Qantas Thursday filed a statement of claim in the Federal Court of Australia as a backup if settlement talks with Rolls-Royce fail, Qantas said. The move comes after Australian air safety authorities said they had identified a serious manufacturing fault with some engines fitted to the A380, the world's largest passenger plane.
"Today's action allows Qantas to keep all options available to the company to recover losses, as a result of the grounding of the A380 fleet and the operational constraints currently imposed on A380 services," the airline said in a statement.
Qantas' entire fleet of six A380s was grounded from until last week after a Nov. 4 in-flight explosion of a Rolls-Royce Trent 900 jet engine mounted to a Qantas A380. The pilots of the plane made a successful emergency landing in Singapore. No one was injured.
Observers expect the British engine maker, which supplies engines for several Airbus planes, to push for a friendly settlement with the airlines.

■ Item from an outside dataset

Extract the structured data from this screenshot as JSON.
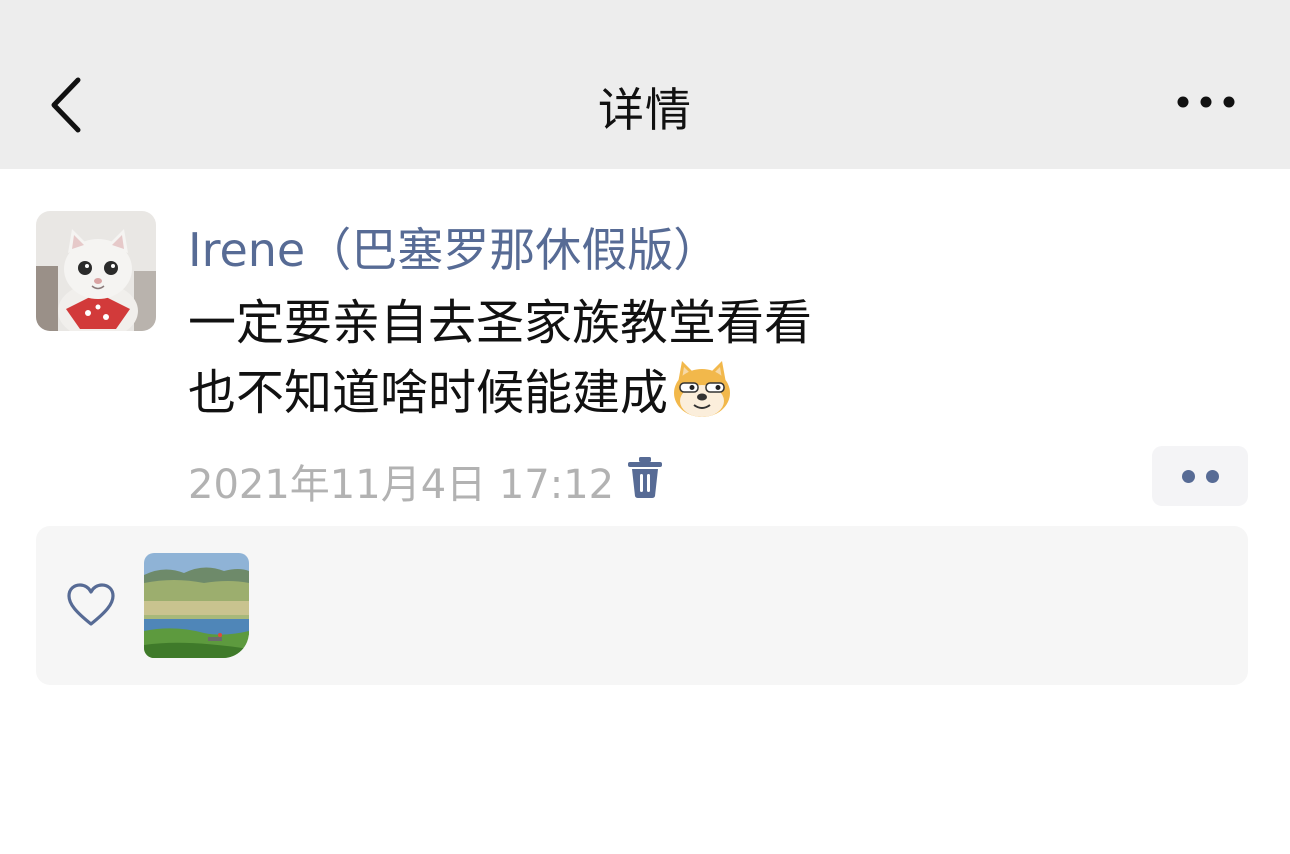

Australian air safety authorities meanwhile urged other airlines with A380s using the Trent 900 engine -- including Singapore Airlines and Germany's Lufthansa -- to conduct further checkups. The A380 aircraft from Air France and Emirates use a different engine.
"The problem relates to the potential for misaligned oil pipe counter-boring, which could lead to fatigue cracking, oil leakage and potential engine failure from an oil fire," the Australian Transport Safety Bureau said in a statement.
Rolls-Royce said in a statement that the ATSB's findings were "consistent with what we have said before."
"We have instituted a regime of inspection, maintenance and removal which has assured safe operation," the group said. "This program has been agreed in collaboration with Airbus, our airline customers and the regulators."
The Airbus A380 can carry up to 800 passengers. It is produced by Airbus, the main competitor of Boeing and a daughter company of multinational defense giant European Aeronautic Defense and Space Co.